24      Par lettre du 18 mai 2006, que le requérant soutient avoir reçue à son domicile le 27 mai suivant, le vice-président de la Commission chargé de l’administration a répondu à celui-ci, notamment, que, depuis le 1er mai 2004, date d’entrée en vigueur du statut, il était exigé que le capital transféré soit actualisé jusqu’à la date du transfert effectif et que la Commission ne cessait d’intervenir auprès des caisses de pension pour leur signaler cette nouvelle règle. L’ARRCO aurait d’ailleurs confirmé à la Commission, par lettre du 17 mars 2006, que le capital représentant les droits à pension était calculé sur la base du salaire de référence en vigueur à la date du transfert effectif.

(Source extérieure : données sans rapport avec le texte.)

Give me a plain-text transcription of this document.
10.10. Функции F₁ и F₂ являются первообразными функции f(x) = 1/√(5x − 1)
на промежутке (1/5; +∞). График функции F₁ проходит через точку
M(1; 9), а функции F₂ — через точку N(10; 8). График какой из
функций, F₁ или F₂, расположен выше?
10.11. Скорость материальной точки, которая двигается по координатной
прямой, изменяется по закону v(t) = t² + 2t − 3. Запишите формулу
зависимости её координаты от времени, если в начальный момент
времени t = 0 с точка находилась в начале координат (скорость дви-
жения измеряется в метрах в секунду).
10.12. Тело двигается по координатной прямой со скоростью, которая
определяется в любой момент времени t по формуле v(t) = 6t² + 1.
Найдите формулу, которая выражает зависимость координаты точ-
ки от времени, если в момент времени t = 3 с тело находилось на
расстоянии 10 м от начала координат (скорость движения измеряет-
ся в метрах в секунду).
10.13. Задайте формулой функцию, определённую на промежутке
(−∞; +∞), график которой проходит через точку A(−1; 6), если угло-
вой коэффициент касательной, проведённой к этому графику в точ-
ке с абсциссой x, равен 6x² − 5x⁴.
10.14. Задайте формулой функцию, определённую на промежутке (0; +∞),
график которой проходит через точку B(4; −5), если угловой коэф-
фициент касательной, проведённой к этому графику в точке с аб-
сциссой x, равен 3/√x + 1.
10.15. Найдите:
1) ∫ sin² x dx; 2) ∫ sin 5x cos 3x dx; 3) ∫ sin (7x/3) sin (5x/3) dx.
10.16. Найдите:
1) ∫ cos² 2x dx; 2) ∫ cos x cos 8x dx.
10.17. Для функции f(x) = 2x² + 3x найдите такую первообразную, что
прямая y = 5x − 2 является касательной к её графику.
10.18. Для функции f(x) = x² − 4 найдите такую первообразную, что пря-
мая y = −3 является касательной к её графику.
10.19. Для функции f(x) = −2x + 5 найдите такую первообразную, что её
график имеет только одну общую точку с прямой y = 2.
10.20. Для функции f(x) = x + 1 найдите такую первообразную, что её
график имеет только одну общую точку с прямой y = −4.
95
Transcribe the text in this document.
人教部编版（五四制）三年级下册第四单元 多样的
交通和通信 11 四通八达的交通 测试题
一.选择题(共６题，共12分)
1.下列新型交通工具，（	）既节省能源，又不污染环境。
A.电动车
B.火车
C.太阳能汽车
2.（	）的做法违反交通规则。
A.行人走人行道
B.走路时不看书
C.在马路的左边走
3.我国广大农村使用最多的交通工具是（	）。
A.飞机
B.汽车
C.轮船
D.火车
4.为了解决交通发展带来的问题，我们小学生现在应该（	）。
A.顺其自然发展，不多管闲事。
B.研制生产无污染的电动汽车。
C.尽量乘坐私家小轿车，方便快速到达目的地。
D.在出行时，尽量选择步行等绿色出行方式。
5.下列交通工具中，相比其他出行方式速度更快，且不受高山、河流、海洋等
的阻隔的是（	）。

Le vice-président de la Commission a également rappelé au requérant, comme l’AIPN l’avait fait antérieurement, qu’il relevait de la compétence exclusive du régime de pension national de déterminer le montant représentatif des droits à pension à transférer, et a conclu que « sur base des informations en sa possession, la Commission ne [pouvait] que constater que les modalités de calcul du montant transférable par l’ARRCO et l’AGIRC [étaient] conformes aux nouvelles dispositions statutaires et que [la jurisprudence] ne lui permet[tait] pas de contester la méthode d’actualisation retenue par ces régimes ».

25      Par note du 16 août 2006, le requérant a présenté une nouvelle réclamation, en application de l’article 90, paragraphe 2, du statut, adressée à l’AIPN, tendant à l’obtention d’une bonification globale d’annuités de pension de dix ans, trois mois et vingt-quatre jours et à ce que la Cour des comptes l’indemnise du préjudice subi du fait du retard et des difficultés de traitement de son dossier. Dans cette réclamation, il soutenait que les notes du 6 décembre 2005 n’étaient que des propositions de transfert de droits à pension et qu’elles n’étaient devenues définitives que par la lettre du vice-président de la Commission du 18 mai 2006. Le délai de réclamation de trois mois prévu à l’article 90, paragraphe 2, du statut n’aurait donc couru qu’à partir du 27 mai 2006, date de réception de ladite lettre du 18 mai 2006.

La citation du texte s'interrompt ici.